When you place your hands on the dial, the colors morph from blue to red, the sounds change, and images begin to appear in the whale’s eye center of the dial. The computer’s software activates. The compass locates the direction that the user is facing, and begins to pull up the sounds and images of the psychoacoustic student maps. The faster you move the dial, the less information you get. Move too quickly and you receive unintelligible noises and static images. The slower you move, stories begin emerge.

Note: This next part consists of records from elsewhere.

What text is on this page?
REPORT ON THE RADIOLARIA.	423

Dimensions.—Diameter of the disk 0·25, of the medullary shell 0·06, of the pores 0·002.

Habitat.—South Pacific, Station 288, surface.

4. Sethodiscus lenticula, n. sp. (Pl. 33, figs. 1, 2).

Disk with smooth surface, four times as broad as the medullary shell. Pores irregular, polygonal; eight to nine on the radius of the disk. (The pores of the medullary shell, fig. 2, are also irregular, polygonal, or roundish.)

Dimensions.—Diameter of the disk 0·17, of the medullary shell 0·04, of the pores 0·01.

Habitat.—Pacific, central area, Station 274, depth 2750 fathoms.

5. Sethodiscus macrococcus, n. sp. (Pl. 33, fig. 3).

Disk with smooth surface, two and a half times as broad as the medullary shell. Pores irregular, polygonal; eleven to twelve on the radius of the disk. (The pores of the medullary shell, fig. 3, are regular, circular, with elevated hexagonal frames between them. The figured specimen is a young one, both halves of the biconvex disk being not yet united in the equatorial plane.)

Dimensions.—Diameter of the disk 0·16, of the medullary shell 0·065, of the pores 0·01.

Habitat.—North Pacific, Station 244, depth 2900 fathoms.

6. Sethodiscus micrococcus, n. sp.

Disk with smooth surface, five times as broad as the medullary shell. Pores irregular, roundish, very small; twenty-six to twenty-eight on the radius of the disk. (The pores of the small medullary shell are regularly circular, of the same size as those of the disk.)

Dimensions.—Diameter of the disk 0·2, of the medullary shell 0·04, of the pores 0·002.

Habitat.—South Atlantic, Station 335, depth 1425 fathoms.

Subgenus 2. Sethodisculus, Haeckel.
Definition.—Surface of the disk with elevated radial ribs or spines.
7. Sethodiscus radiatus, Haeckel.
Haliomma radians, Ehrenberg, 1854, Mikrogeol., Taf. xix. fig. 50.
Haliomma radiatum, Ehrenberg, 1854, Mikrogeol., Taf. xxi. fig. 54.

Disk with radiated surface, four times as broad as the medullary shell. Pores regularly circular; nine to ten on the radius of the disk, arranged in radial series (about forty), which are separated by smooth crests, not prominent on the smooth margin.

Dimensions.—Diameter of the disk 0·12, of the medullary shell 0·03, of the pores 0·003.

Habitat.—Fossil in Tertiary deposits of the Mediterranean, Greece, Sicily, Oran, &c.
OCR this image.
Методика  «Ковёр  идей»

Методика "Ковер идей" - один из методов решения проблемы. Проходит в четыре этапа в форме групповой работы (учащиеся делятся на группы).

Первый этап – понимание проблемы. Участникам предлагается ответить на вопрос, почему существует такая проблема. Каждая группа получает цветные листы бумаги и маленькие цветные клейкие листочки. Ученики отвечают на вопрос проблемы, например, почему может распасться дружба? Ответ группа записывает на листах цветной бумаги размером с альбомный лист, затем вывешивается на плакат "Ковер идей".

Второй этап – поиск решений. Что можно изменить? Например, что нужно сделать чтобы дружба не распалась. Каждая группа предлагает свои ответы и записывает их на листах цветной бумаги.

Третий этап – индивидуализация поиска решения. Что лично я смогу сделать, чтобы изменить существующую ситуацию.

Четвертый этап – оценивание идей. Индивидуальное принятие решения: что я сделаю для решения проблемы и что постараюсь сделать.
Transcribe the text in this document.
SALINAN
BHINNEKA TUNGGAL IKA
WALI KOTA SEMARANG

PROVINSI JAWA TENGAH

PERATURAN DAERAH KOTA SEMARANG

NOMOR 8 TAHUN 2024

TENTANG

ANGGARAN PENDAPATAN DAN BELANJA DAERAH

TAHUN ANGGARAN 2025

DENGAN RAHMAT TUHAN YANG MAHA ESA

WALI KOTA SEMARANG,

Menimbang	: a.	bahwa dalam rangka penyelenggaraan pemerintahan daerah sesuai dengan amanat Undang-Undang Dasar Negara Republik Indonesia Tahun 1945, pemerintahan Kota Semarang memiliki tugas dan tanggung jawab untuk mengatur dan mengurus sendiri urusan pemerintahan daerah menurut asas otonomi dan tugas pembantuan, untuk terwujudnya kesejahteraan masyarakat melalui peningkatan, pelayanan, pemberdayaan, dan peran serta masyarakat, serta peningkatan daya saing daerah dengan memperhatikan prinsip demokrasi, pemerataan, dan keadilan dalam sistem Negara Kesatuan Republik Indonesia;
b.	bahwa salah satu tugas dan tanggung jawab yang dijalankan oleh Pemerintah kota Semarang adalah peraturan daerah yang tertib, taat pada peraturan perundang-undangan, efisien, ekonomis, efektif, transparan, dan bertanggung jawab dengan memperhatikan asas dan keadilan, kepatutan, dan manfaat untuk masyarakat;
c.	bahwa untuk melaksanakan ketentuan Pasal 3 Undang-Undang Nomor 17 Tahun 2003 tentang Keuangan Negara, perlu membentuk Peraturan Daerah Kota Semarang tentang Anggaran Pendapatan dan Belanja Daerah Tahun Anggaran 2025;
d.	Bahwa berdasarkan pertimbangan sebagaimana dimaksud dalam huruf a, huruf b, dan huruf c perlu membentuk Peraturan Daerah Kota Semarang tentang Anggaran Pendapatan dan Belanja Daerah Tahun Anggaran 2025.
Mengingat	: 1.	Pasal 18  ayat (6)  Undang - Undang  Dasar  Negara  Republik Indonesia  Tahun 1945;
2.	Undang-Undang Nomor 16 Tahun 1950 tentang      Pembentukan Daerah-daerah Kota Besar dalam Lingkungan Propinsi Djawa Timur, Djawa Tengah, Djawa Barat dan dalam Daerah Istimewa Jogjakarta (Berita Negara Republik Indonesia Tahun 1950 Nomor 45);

If the dial is facing Powderhouse rotary, the sounds of cars circling around will shroud you, and images of cars will appear in the whale’s eye. If you are facing Tufts’ computer lab, you will see students at the computers, and hear the clicking of keys. I created a spiritual sound map of Boston, which includes a full moon drum circle held by musician friends of mine in Jamaica Plain, as well as Kirtan at the Krishna Temple on Commonwealth Ave. If you have slowed down enough, as you cross from one area to the next, the sounds and images begin to cross-fade. To encourage human interaction, the dial’s colors and sounds react to the number of hands placed upon it.
Finally, the dial also has a clocktower function. When Bruce arrived at Tufts campus, one of the first things he noticed was that the church bell chime was missing some important notes. To him, the sounds were blatantly off, yet he was the only one to ever notice. Since then, he has been working with the organ player at the church to create his own chime, which will play at the opening. To make up for the missing chimes in the clocktower, the sound dial allows the public to upload their own sounds into the dial through this website, which will then be played on the dial the following half-hour.
As the opening date approaches, I would just like to congratulate all the fine and hardworking folk on this project for their valuable time and wonderful energy. The opening date is on April 23rd at 4pm on the Tisch Library Roof at Tufts University. I hope to see you all there.